Ruiyang Wang, Hao-Lun Hsu, Jiwoo Kim, Miroslav Pajic

cs.RO

TLDR

SAGR enables LLMs to coordinate multi-robot semantic search in unknown environments using a structured semantic-topological graph, improving efficiency.

Key contributions

  • Introduces SAGR, a hierarchical framework for LLM-guided multi-robot semantic search.
  • Constructs a semantic area graph encoding room instances, connectivity, frontiers, and robot states.
  • LLMs perform high-level semantic room assignment, with local planning handling geometric execution.
  • Improves semantic target search efficiency by up to 18.8% in large environments compared to SOTA.

Why it matters

This paper enables multi-robot systems to perform complex semantic search tasks by integrating LLMs with a novel semantic-topological graph.

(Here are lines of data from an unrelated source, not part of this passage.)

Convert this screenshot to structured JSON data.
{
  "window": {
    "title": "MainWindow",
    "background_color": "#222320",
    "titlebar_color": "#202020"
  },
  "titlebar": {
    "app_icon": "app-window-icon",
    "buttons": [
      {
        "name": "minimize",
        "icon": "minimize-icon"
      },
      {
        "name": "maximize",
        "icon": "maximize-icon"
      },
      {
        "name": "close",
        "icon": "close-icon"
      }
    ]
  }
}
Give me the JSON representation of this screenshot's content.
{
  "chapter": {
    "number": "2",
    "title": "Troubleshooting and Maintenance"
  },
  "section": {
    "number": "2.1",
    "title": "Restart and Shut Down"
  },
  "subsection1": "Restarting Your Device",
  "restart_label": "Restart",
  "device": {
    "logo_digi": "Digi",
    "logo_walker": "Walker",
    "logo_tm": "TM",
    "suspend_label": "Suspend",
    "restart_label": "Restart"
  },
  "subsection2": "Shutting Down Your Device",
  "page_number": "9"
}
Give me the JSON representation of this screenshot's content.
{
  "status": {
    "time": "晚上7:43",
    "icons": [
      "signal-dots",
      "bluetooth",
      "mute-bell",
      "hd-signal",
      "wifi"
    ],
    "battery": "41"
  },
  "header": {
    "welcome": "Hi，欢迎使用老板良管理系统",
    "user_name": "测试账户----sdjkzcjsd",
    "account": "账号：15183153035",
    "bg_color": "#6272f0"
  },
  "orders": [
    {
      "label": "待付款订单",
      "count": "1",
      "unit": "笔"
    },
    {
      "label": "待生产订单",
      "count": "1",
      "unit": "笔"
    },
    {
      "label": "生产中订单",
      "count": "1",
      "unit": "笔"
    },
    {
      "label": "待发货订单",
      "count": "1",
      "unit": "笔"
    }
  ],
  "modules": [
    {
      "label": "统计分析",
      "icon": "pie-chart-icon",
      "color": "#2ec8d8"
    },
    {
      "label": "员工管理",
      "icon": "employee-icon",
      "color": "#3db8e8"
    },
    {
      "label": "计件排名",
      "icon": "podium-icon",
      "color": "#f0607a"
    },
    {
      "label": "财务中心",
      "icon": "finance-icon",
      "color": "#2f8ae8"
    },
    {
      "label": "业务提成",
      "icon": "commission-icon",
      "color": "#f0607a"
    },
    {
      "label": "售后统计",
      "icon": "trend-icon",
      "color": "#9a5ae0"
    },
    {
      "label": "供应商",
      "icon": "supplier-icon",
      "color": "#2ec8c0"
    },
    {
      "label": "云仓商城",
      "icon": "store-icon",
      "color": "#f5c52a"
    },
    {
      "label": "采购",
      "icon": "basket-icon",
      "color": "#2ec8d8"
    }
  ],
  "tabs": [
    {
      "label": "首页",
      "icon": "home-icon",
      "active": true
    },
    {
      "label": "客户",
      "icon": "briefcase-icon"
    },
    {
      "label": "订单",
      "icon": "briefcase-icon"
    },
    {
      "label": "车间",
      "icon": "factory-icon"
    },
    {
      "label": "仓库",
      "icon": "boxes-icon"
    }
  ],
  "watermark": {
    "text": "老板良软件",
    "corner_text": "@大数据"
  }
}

This allows robots to understand and execute high-level language commands, significantly boosting search efficiency in complex indoor environments.

Original Abstract

Coordinating multi-robot systems (MRS) to search in unknown environments is particularly challenging for tasks that require semantic reasoning beyond geometric exploration. Classical coordination strategies rely on frontier coverage or information gain and cannot incorporate high-level task intent, such as searching for objects associated with specific room types. We propose \textit{Semantic Area Graph Reasoning} (SAGR), a hierarchical framework that enables Large Language Models (LLMs) to coordinate multi-robot exploration and semantic search through a structured semantic-topological abstraction of the environment. SAGR incrementally constructs a semantic area graph from a semantic occupancy map, encoding room instances, connectivity, frontier availability, and robot states into a compact task-relevant representation for LLM reasoning. The LLM performs high-level semantic room assignment based on spatial structure and task context, while deterministic frontier planning and local navigation handle geometric execution within assigned rooms. Experiments on the Habitat-Matterport3D dataset across 100 scenarios show that SAGR remains competitive with state-of-the-art exploration methods while consistently improving semantic target search efficiency, with up to 18.8\% in large environments. These results highlight the value of structured semantic abstractions as an effective interface between LLM-based reasoning and multi-robot coordination in complex indoor environments.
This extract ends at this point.